One of state’s ‘largest fraud schemes’ comes out of bankruptcy
Life Partners, the Waco-based life settlement company accused of defrauding investors, has emerged from bankuptcy with a plan to repay investors, the company’s bankruptcy trustee announced.
“Within the next two weeks, distributions of more than $100 million collected from matured policies during the bankruptcy proceedings will be distributed to investors,” H. Thomas Moran II, the court-appointed Chapter 11 trustee, said in a news release. “Going forward, we project that investors will receive roughly 90 percent of their invested capital over time as a result of the plan we were able to put in place — depending on the option they elected.”

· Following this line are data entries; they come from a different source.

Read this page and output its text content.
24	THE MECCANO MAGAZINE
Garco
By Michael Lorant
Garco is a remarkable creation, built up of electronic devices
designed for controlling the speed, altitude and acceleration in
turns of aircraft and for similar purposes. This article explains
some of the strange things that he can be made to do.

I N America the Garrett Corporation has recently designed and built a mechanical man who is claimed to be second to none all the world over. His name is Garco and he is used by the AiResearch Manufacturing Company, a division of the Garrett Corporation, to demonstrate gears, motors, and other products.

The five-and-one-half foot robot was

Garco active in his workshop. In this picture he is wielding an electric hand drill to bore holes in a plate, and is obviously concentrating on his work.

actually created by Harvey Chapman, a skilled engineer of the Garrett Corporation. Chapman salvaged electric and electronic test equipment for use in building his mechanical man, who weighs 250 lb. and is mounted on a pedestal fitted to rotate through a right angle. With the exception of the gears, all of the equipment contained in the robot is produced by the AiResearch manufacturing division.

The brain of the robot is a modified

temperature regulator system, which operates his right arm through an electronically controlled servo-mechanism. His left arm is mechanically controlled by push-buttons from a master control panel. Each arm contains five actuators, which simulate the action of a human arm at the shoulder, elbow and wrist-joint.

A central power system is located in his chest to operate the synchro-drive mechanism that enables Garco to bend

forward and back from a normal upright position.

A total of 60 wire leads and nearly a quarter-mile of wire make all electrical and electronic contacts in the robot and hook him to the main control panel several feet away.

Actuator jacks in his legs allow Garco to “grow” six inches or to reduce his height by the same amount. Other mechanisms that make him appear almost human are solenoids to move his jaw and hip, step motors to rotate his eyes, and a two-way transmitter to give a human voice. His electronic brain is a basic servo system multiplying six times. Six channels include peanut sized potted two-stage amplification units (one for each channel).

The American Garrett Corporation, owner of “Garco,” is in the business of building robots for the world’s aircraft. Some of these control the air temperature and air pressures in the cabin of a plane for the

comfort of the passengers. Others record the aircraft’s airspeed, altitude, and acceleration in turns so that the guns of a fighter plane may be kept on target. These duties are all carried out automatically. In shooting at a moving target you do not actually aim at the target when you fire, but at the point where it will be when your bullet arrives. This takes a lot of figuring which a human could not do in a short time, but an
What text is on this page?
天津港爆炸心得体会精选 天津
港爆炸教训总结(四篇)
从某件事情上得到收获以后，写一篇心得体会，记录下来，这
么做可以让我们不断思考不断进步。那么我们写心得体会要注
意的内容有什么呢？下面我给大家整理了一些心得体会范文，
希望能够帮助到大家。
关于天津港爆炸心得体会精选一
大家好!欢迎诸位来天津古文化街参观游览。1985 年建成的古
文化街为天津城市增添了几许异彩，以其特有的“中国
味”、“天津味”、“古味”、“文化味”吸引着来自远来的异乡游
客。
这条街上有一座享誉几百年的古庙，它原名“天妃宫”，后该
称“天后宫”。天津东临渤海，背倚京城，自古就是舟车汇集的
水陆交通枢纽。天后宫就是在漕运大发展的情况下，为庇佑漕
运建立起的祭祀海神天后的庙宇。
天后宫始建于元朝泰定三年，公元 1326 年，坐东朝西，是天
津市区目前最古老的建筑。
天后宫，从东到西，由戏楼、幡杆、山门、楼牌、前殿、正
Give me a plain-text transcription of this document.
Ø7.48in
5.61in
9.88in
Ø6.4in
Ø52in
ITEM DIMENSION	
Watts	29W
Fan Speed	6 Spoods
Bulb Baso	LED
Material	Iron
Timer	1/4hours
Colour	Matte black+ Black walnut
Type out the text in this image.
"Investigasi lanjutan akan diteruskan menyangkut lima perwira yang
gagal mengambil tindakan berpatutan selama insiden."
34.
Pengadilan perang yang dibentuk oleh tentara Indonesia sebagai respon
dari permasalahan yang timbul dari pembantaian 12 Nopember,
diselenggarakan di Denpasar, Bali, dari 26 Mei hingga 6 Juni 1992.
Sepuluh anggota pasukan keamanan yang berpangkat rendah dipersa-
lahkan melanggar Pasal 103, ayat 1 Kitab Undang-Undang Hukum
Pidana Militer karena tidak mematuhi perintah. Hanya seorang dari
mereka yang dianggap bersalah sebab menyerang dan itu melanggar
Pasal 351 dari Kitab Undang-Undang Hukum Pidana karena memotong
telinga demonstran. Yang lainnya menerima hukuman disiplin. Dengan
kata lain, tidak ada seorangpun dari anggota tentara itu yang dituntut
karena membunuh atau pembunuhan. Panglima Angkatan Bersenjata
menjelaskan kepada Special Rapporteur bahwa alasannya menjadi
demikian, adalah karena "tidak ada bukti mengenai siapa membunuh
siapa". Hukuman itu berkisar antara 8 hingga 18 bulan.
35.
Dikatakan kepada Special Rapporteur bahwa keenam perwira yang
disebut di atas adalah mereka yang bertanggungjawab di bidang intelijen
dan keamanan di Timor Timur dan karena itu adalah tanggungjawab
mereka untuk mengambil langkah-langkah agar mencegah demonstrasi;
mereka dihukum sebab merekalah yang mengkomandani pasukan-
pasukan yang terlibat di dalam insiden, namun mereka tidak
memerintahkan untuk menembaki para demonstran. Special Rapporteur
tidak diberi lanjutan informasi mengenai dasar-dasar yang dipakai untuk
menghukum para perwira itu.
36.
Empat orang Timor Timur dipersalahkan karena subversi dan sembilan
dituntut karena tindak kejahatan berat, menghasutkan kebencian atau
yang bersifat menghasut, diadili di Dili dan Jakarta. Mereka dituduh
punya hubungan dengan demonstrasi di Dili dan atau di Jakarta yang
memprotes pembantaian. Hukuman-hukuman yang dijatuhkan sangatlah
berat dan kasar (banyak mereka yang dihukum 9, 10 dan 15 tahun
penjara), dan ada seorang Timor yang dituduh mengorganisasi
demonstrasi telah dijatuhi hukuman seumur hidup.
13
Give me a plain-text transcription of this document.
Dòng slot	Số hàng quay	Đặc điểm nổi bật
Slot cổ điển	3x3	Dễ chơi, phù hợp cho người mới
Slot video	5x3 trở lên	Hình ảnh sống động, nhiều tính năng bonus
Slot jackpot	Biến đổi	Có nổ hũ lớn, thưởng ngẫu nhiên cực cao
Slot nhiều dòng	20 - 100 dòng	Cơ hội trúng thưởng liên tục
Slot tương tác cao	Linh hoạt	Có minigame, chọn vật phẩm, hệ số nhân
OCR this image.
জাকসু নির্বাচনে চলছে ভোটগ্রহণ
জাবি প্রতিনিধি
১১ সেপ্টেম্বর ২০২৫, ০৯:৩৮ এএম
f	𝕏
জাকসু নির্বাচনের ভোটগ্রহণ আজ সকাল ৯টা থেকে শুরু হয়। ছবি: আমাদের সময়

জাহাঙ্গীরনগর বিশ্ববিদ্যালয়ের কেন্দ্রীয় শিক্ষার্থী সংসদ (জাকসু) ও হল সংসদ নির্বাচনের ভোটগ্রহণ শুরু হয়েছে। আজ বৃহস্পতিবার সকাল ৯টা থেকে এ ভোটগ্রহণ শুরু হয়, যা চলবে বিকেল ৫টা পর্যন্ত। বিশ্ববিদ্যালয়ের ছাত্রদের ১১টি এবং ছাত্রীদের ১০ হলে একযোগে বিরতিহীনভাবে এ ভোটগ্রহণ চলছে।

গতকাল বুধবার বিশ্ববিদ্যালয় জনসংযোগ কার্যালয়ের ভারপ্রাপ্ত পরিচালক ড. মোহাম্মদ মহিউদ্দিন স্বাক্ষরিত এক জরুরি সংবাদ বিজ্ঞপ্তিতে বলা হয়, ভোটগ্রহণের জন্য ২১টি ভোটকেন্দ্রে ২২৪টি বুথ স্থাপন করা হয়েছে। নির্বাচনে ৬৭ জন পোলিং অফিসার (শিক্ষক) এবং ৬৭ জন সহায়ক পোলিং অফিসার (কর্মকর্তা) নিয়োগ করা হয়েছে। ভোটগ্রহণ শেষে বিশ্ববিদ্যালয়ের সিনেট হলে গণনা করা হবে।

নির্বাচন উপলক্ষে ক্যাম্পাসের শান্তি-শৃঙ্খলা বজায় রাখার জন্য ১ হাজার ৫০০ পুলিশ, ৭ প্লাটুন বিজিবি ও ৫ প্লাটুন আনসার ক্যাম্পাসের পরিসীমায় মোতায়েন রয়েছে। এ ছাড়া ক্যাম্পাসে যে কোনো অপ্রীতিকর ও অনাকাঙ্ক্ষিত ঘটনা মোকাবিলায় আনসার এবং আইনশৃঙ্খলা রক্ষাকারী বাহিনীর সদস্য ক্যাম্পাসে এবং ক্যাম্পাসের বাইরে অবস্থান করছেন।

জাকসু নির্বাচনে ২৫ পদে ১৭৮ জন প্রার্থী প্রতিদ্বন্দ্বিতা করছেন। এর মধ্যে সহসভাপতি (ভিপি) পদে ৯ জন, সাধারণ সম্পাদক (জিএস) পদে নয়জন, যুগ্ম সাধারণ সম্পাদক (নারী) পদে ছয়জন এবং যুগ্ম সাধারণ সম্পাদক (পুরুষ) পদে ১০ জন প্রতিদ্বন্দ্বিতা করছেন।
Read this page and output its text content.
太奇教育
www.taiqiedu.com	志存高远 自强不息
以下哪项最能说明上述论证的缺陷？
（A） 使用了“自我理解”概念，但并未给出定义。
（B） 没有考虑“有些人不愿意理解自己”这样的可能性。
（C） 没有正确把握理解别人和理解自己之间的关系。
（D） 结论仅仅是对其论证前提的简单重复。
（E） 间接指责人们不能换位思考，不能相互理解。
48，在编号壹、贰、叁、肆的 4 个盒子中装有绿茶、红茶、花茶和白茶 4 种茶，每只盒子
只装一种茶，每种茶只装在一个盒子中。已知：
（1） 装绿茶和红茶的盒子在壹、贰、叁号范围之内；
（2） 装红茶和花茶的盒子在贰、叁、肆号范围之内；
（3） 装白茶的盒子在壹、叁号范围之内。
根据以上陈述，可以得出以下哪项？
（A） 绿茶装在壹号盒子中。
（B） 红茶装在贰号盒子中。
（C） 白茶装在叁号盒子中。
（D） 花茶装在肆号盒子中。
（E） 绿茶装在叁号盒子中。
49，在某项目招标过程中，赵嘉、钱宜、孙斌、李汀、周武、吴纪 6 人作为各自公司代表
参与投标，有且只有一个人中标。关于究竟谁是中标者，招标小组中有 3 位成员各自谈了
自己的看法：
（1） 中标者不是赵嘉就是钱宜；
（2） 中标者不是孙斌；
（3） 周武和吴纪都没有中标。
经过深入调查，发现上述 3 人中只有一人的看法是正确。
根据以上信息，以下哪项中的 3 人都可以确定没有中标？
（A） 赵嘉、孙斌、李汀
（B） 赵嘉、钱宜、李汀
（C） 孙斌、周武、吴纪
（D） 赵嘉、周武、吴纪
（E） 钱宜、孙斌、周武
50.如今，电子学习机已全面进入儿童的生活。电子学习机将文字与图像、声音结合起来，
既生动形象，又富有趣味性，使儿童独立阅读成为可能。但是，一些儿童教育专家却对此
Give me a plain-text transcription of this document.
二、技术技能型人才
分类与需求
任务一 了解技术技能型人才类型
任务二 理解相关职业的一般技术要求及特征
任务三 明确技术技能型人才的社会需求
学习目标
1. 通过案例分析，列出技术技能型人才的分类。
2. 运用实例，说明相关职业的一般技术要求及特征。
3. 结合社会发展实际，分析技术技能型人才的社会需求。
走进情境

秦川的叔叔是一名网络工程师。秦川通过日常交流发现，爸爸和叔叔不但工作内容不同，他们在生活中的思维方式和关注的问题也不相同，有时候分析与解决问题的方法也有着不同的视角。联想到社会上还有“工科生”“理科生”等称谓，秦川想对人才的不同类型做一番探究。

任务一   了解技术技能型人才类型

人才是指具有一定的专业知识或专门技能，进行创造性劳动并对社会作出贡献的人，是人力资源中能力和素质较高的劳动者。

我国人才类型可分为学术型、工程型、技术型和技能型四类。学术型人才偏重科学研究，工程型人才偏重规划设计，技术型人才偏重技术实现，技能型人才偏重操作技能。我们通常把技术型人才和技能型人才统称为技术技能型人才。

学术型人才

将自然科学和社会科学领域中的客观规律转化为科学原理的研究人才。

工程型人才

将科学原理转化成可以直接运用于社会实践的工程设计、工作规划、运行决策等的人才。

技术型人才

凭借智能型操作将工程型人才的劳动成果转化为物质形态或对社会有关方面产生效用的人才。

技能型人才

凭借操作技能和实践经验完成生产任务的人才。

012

Life Partners sold investors the right to collect on life insurance policies that the sick and elderly exchanged for upfront payments. In January 2015, the company filed for bankruptcy to avoid a $46 million judgment in a case brought by the Securities and Exchange Commission, which alleged that the company made false and misleading regulatory filings.
Earlier this year, Moran called Life Partners “one of the largest and longest-standing fraud schemes” in Texas history, in an 89-page report. He also sued the company’s former longtime CEO, Brian Pardo, seeking to recover about $41 million in dividends and past compensation.
U.S. Bankruptcy Judge Russell F. Nelms in Fort Worth entered an order last month confirming the reorganization plan.
Moran said the plan created two new entities: the Position Holder Trust, headed by Eduardo S. Espinosa of Dykema Cox Smith in Dallas, which will oversee liquidation of the policy portfolio and distribution of the net proceeds to investors; and the Creditors’ Trust, headed by Alan M. Jacobs of AMJ Advisors, which will pursue litigation arising from Life Partners’ pre-bankruptcy business activities, for the benefit of investors.
This report includes material from Star-Telegram archives.